Il Locarno Film Festival è nato nel primo dopoguerra e si è affermato rapidamente grazie a una selezione di film sempre molto attenta alla qualità. La prima edizione del 1946 presentava già un programma ricco di opere di grande valore artistico, come Roma città aperta di Roberto Rossellini (1945), La fiamma del peccato di Billy Wilder (1944), Dieci piccoli indiani di René Clair (1945). Nel corso degli anni, il Festival ha conservato la sua vocazione internazionale, sviluppando una particolare attenzione nei confronti delle opere sperimentali, dei movimenti d’avanguardia e del cinema d’autore.
Un’altra particolarità di Locarno, rispetto ai festival di Venezia, Cannes e Berlino, è l’utilizzo di Piazza Grande come sala di proiezione all’aperto, con una capienza di circa 8.000 spettatori. Una scelta che sottolinea la vocazione popolare del Festival e il desiderio di far uscire il grande cinema dal circuito elitario degli addetti ai lavori per avvicinarlo al grande pubblico.
Anche quest’anno le opere del Concorso Internazionale in lizza per aggiudicarsi il Pardo d’Oro rappresentano un interessante spaccato del cinema contemporaneo.
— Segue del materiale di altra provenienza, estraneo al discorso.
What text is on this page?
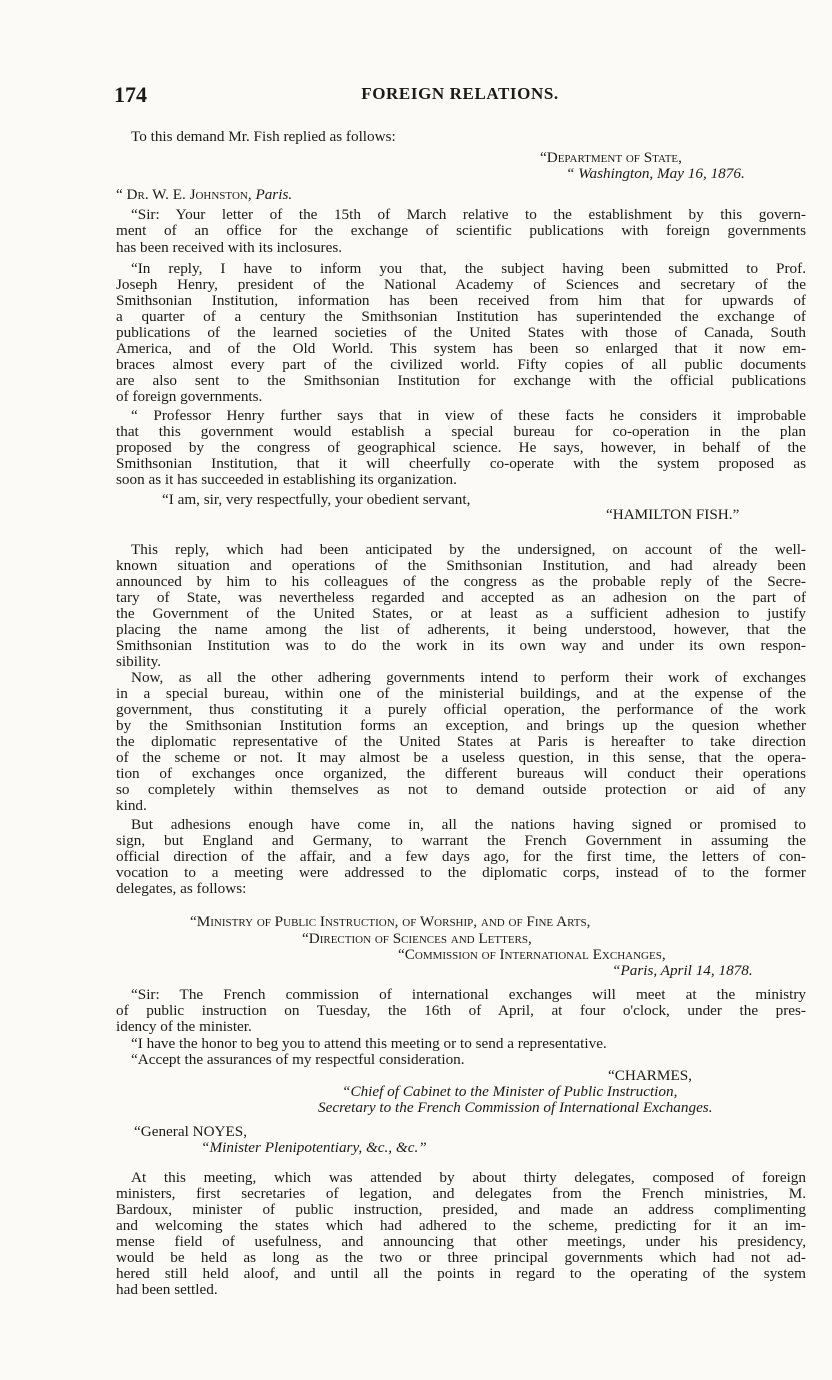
174	FOREIGN RELATIONS.
To this demand Mr. Fish replied as follows:
“Department of State,
“ Washington, May 16, 1876.
“ Dr. W. E. Johnston, Paris.
“Sir: Your letter of the 15th of March relative to the establishment by this govern-
ment of an office for the exchange of scientific publications with foreign governments
has been received with its inclosures.
“In reply, I have to inform you that, the subject having been submitted to Prof.
Joseph Henry, president of the National Academy of Sciences and secretary of the
Smithsonian Institution, information has been received from him that for upwards of
a quarter of a century the Smithsonian Institution has superintended the exchange of
publications of the learned societies of the United States with those of Canada, South
America, and of the Old World. This system has been so enlarged that it now em-
braces almost every part of the civilized world. Fifty copies of all public documents
are also sent to the Smithsonian Institution for exchange with the official publications
of foreign governments.
“ Professor Henry further says that in view of these facts he considers it improbable
that this government would establish a special bureau for co-operation in the plan
proposed by the congress of geographical science. He says, however, in behalf of the
Smithsonian Institution, that it will cheerfully co-operate with the system proposed as
soon as it has succeeded in establishing its organization.
“I am, sir, very respectfully, your obedient servant,
“HAMILTON FISH.”
This reply, which had been anticipated by the undersigned, on account of the well-
known situation and operations of the Smithsonian Institution, and had already been
announced by him to his colleagues of the congress as the probable reply of the Secre-
tary of State, was nevertheless regarded and accepted as an adhesion on the part of
the Government of the United States, or at least as a sufficient adhesion to justify
placing the name among the list of adherents, it being understood, however, that the
Smithsonian Institution was to do the work in its own way and under its own respon-
sibility.
Now, as all the other adhering governments intend to perform their work of exchanges
in a special bureau, within one of the ministerial buildings, and at the expense of the
government, thus constituting it a purely official operation, the performance of the work
by the Smithsonian Institution forms an exception, and brings up the quesion whether
the diplomatic representative of the United States at Paris is hereafter to take direction
of the scheme or not. It may almost be a useless question, in this sense, that the opera-
tion of exchanges once organized, the different bureaus will conduct their operations
so completely within themselves as not to demand outside protection or aid of any
kind.
But adhesions enough have come in, all the nations having signed or promised to
sign, but England and Germany, to warrant the French Government in assuming the
official direction of the affair, and a few days ago, for the first time, the letters of con-
vocation to a meeting were addressed to the diplomatic corps, instead of to the former
delegates, as follows:
“Ministry of Public Instruction, of Worship, and of Fine Arts,
“Direction of Sciences and Letters,
“Commission of International Exchanges,
“Paris, April 14, 1878.
“Sir: The French commission of international exchanges will meet at the ministry
of public instruction on Tuesday, the 16th of April, at four o'clock, under the pres-
idency of the minister.
“I have the honor to beg you to attend this meeting or to send a representative.
“Accept the assurances of my respectful consideration.
“CHARMES,
“Chief of Cabinet to the Minister of Public Instruction,
Secretary to the French Commission of International Exchanges.
“General NOYES,
“Minister Plenipotentiary, &c., &c.”
At this meeting, which was attended by about thirty delegates, composed of foreign
ministers, first secretaries of legation, and delegates from the French ministries, M.
Bardoux, minister of public instruction, presided, and made an address complimenting
and welcoming the states which had adhered to the scheme, predicting for it an im-
mense field of usefulness, and announcing that other meetings, under his presidency,
would be held as long as the two or three principal governments which had not ad-
hered still held aloof, and until all the points in regard to the operating of the system
had been settled.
Tra i 18 film in Concorso abbiamo scelto quelli a nostro avviso più originali e attuali.
With Hasan in Gaza, come dichiara il regista Kamal Aljafari, è «Un omaggio a Gaza e al suo popolo, a tutto ciò che è stato cancellato e che dentro di me si è risvegliato in questo momento drammatico dell’esistenza, o non-esistenza, della Palestina. Un film sulla catastrofe e sulla poesia che resiste». Partendo da tre cassette MiniDV sulla vita quotidiana di Gaza, il film racconta un viaggio da nord a sud della Striscia di Gaza in compagnia di una guida locale. Una riflessione sulla tragedia di un popolo, sulla memoria, sul tentativo di distruggere una terra e la sua storia.
Mektoub, My Love: Canto Due, firmato dal regista tunisino Abdellatif Kechiche, già autore di Cous Cous (2007) e La vita di Adèle (2013), è ispirato al romanzo La Blessure, la vraie di François Bégaudeau. Il film è ambientato a Sète, nel Sud della Francia. Dopo aver concluso gli studi di Cinema a Parigi, Amin sogna di realizzare finalmente un film. Un produttore americano in vacanza in Francia si appassiona al suo progetto e vorrebbe affidargli la regia di un lungometraggio con sua moglie Jess come protagonista. Una grande occasione per Amin, ma non tutto è semplice come sembra.
Tales of the Wounded Land, del regista iracheno Abbas Fahdel, mette in scena il drammatico racconto della guerra che per oltre un anno ha distrutto il Libano. Attraverso le vicissitudini personali delle vittime del conflitto, il film racconta la distruzione e il dramma della guerra, ma anche il desiderio di resistere e di continuare a vivere nonostante un destino che sembra non offrire speranze.
Dracula di Radu Jude non è solo un film ispirato al famoso personaggio della Transilvania, ma un’opera che partendo dalle antiche leggende sui vampiri, porta all’interno della narrazione credenze popolari, omaggi al cinema classico e inserti creati con l’AI, che creano una molteplicità di punti di vista e di piani narrativi. Un caleidoscopico omaggio alla storia e al mito di Dracula.
Bog neće pomoći di Hana Jušić racconta una storia ambientata agli inizi del Novecento. Teresa, una donna cilena, si trasferisce in cerca di una nuova vita in una zona isolata della Croazia abitata da pastori. Il suo arrivo non passa inosservato e crea curiosità e sospetti, ma diventa anche uno stimolo per le altre donne della piccola comunità.
Chiudiamo con il film della regista francese Maureen Fazendeiro. As Estações è una sorta di viaggio nella storia e nella società della regione portoghese dell’Alentejo. L’opera è basata su testimonianze dirette di agricoltori del territorio, filmati amatoriali, inserti musicali e poetici, che creano un collage narrativo suggestivo e coinvolgente.